Ainsi, vous récupérez un réseau de neurones entraîné sur un autre ensemble que le vôtre. En suivant l'hypothèse que les premières couches du réseau essaient de distinguer des caractéristiques génériques des données, vous remplacez les dernières couches du réseau pour essayer d'y insérer des couches que vous allez entraîner avec vos données pour essayer d'adapter le réseau :

L'API de Keras - surcouche à par exemple Tensforflow - vous permet de faire ce genre d'opération.

 

Algorithmes

Comme vu précédemment, l'algorithme n'est pas forcément la partie à laquelle vous consacrez le plus de temps. D'une part, parce que de nombreux algorithmes et leurs cas d'utilisation sont désormais bien connus. D'autre part, parce que le développement de l'automatic machine learning permet d'automatiser cette étape, comme expliqué dans l'article sur la classification de données.

Évaluer l'algorithme utilisé

Quel que soit l'algorithme utilisé, la première étape est d'évaluer correctement son résultat (en dehors du résultat brut : classe, valeur…). On retrouve ici l'idée de visualiser notre travail, partie importante des projets de data-science.

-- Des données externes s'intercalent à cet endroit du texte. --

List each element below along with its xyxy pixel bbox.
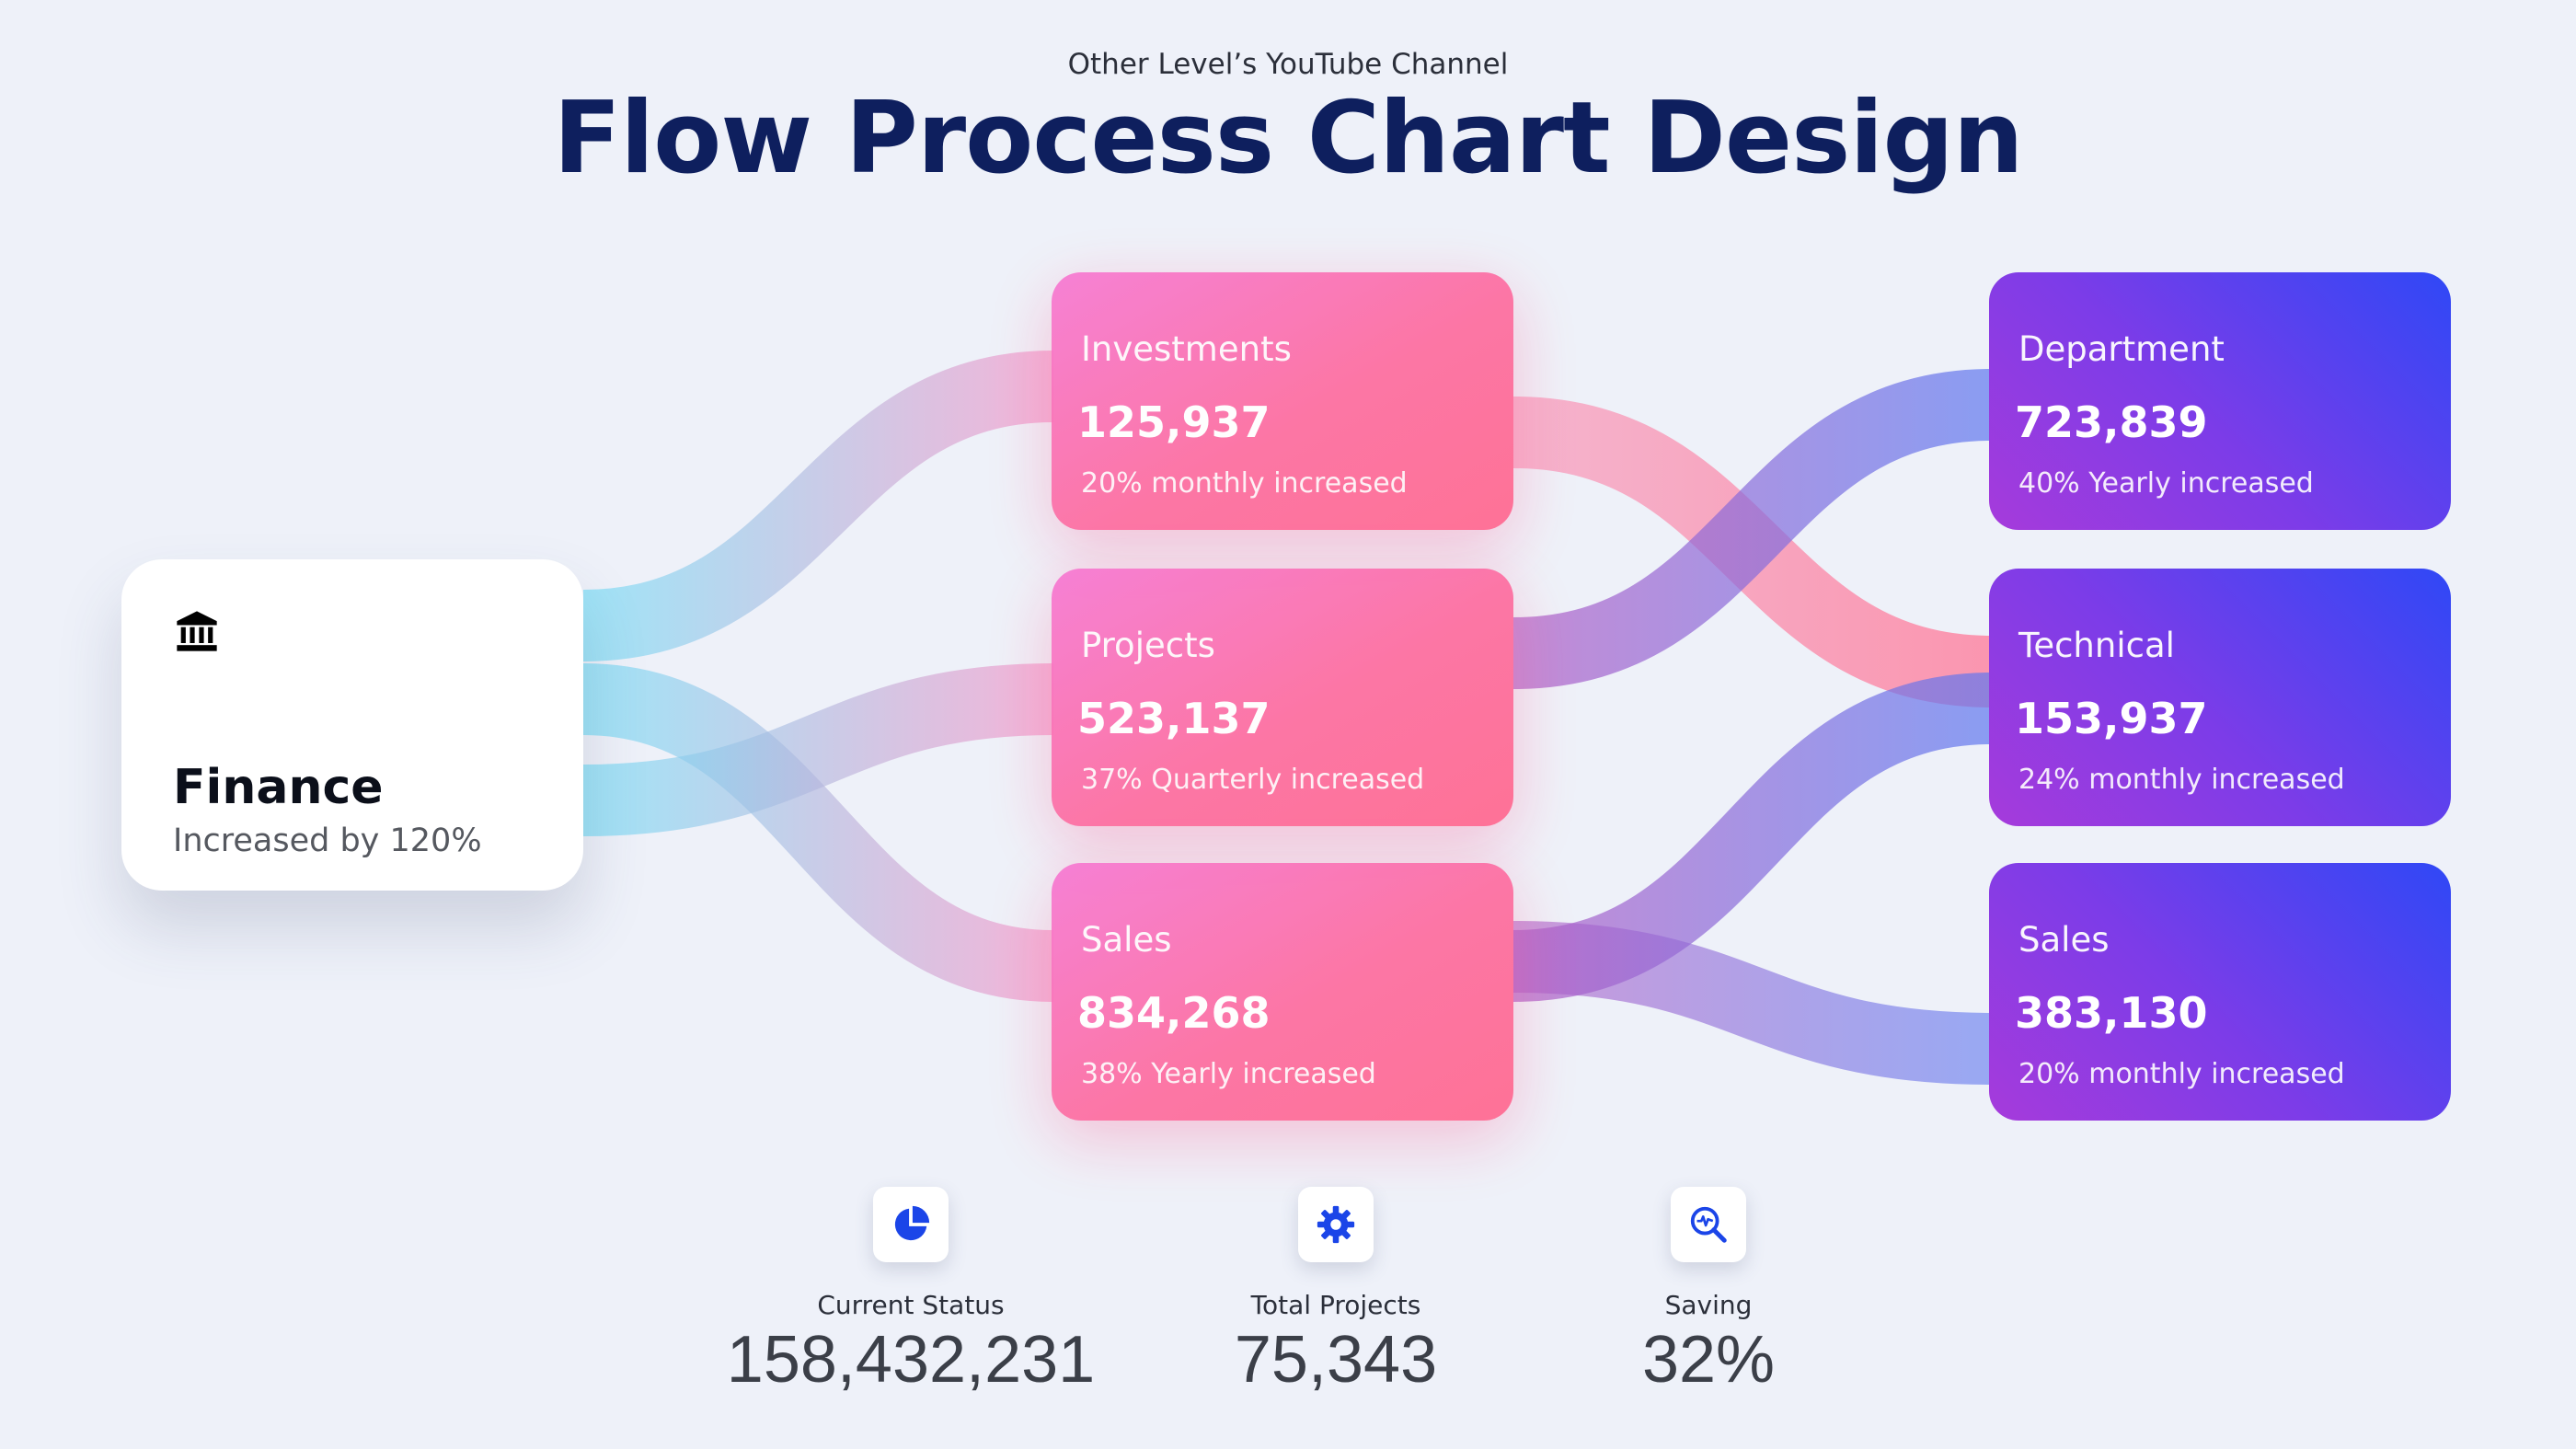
stat-value: 75,343 xyxy=(1234,1323,1438,1397)
stat-value: 158,432,231 xyxy=(726,1323,1096,1397)
card-projects: Projects 523,137 37% Quarterly increased xyxy=(1052,569,1513,826)
flow-finance-projects xyxy=(582,663,1054,836)
card-label: Sales xyxy=(2018,920,2110,960)
finance-note: Increased by 120% xyxy=(173,822,482,859)
stat-label: Saving xyxy=(1664,1290,1753,1320)
flow-finance-investments xyxy=(582,351,1054,661)
finance-name: Finance xyxy=(173,760,384,815)
card-note: 37% Quarterly increased xyxy=(1081,764,1425,796)
card-value: 125,937 xyxy=(1077,397,1271,447)
gear-icon xyxy=(1298,1187,1374,1262)
card-note: 24% monthly increased xyxy=(2018,764,2345,796)
card-note: 38% Yearly increased xyxy=(1081,1058,1376,1090)
channel-subtitle: Other Level’s YouTube Channel xyxy=(1067,48,1509,81)
card-value: 723,839 xyxy=(2015,397,2208,447)
card-label: Investments xyxy=(1081,329,1292,369)
bank-icon xyxy=(177,611,217,651)
flow-finance-sales xyxy=(582,663,1054,1002)
stat-total-projects: Total Projects 75,343 xyxy=(1124,1187,1547,1397)
card-label: Department xyxy=(2018,329,2225,369)
card-value: 834,268 xyxy=(1077,988,1271,1038)
card-value: 523,137 xyxy=(1077,694,1271,743)
card-note: 40% Yearly increased xyxy=(2018,467,2314,500)
page-title: Flow Process Chart Design xyxy=(553,81,2023,196)
card-note: 20% monthly increased xyxy=(1081,467,1408,500)
card-note: 20% monthly increased xyxy=(2018,1058,2345,1090)
card-label: Sales xyxy=(1081,920,1172,960)
card-label: Technical xyxy=(2018,626,2175,665)
finance-source-card: Finance Increased by 120% xyxy=(121,559,583,891)
stat-saving: Saving 32% xyxy=(1497,1187,1920,1397)
card-department: Department 723,839 40% Yearly increased xyxy=(1989,272,2451,530)
card-technical: Technical 153,937 24% monthly increased xyxy=(1989,569,2451,826)
flow-projects-department xyxy=(1512,369,1993,689)
card-sales-middle: Sales 834,268 38% Yearly increased xyxy=(1052,863,1513,1121)
stat-label: Current Status xyxy=(817,1290,1005,1320)
stat-value: 32% xyxy=(1641,1323,1776,1397)
stat-current-status: Current Status 158,432,231 xyxy=(699,1187,1122,1397)
card-value: 383,130 xyxy=(2015,988,2208,1038)
search-analytics-icon xyxy=(1671,1187,1746,1262)
card-sales-right: Sales 383,130 20% monthly increased xyxy=(1989,863,2451,1121)
flow-sales-sales xyxy=(1512,921,1993,1085)
stat-label: Total Projects xyxy=(1250,1290,1421,1320)
card-label: Projects xyxy=(1081,626,1215,665)
card-investments: Investments 125,937 20% monthly increase… xyxy=(1052,272,1513,530)
pie-chart-icon xyxy=(873,1187,949,1262)
card-value: 153,937 xyxy=(2015,694,2208,743)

Chaque famille d'algorithmes dispose ainsi de différentes métriques pour estimer son efficacité :

Pourquoi est-ce si important ?

En plus de connaître l'efficacité brute de votre modèle :

  • il est primordial de comprendre comment il se trompe, quand il se trompe, afin soit de rejeter en bloc son utilisation (dans le domaine de la santé, un modèle qui génère des faux négatifs est inutilisable, par exemple)
  • soit d'ajuster le travail préalable sur vos données pour compenser certaines faiblesses de votre modèle

Des "hacks"

"Part of ML is good grasp of theory, part of ML is a good grasp of what hacks tend to work." (William W. Cohen)

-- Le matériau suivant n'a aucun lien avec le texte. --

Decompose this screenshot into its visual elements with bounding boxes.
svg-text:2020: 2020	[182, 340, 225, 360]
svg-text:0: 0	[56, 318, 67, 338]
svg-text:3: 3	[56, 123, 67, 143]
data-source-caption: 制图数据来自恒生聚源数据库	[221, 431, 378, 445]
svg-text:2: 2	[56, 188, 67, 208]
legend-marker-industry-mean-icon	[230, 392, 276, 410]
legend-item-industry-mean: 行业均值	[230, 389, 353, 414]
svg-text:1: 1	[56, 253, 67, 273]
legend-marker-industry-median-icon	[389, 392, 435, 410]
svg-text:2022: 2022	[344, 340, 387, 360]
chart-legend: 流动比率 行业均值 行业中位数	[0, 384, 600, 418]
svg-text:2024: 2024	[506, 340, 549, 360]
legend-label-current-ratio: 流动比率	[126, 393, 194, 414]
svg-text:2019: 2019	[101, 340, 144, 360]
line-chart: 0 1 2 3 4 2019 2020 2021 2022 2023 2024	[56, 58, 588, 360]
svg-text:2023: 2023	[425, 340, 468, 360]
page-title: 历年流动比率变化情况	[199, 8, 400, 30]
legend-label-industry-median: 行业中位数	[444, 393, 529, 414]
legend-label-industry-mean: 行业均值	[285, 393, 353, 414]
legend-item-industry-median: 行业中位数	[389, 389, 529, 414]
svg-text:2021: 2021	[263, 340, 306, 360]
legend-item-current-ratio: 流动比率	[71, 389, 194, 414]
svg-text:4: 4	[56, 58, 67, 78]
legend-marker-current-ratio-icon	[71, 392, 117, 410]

Par exemple, pour l'analyse de texte, TF-IDF - surtout IDF - est très souvent utile, même si on ne comprend pas très bien pourquoi.

De même, les algorithmes baysiens naïfs fonctionnent de façon efficace dans de nombreuses situations.

 

S'inspirer de ce qui existe

La plupart des avancées en machine / deep learning sont publiquement mises en ligne :

  • soit avec des bouts de code - souvent sur Github
  • soit par des pré-papiers de recherche, sur arXiv

Il est donc tout à fait possible de s'inspirer de ce qui existe pour accélérer les premiers développements de votre modèle. Un annuaire de modèles a même récemment fait son apparition, pour permettre d'identifier rapidement ce qui est disponible dans votre domaine : vision par ordinateur, traitement du langage naturel, etc.

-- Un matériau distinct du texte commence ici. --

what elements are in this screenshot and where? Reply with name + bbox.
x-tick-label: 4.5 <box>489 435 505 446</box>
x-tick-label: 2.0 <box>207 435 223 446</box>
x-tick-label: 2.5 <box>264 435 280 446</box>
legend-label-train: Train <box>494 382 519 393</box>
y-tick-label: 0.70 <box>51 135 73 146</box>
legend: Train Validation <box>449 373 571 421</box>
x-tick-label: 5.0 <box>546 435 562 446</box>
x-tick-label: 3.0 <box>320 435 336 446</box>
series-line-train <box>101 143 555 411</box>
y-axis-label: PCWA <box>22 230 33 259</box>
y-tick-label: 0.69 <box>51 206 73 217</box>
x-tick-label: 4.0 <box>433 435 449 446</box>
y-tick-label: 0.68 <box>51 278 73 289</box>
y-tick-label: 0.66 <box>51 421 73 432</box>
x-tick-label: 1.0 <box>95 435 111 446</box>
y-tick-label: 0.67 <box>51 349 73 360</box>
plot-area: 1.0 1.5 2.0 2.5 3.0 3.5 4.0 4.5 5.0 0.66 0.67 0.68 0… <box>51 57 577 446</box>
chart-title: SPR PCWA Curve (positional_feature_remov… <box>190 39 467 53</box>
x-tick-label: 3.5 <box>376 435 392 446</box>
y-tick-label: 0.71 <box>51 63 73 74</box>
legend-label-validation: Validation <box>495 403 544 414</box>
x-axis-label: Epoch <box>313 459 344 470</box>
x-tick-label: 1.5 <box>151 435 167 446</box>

Egalement à consulter des exemples de projet sur Seedbank, proposés par Google.

Comme tous les domaines techniques, il faut faire de la veille, surtout au vu des évolutions très rapides du domaine. Là encore, un petit "hack" : vous pouvez aussi lire les butinages Makina Corpus ;-)

 

Un canvas

Suivant l'inspiration du Business Model Canvas, il existe également un Canvas pour le machine learning :

Sans être parfait, c'est un bon outil pour penser méthodiquement aux différents points de votre projet et mettre toutes les chances de votre côté.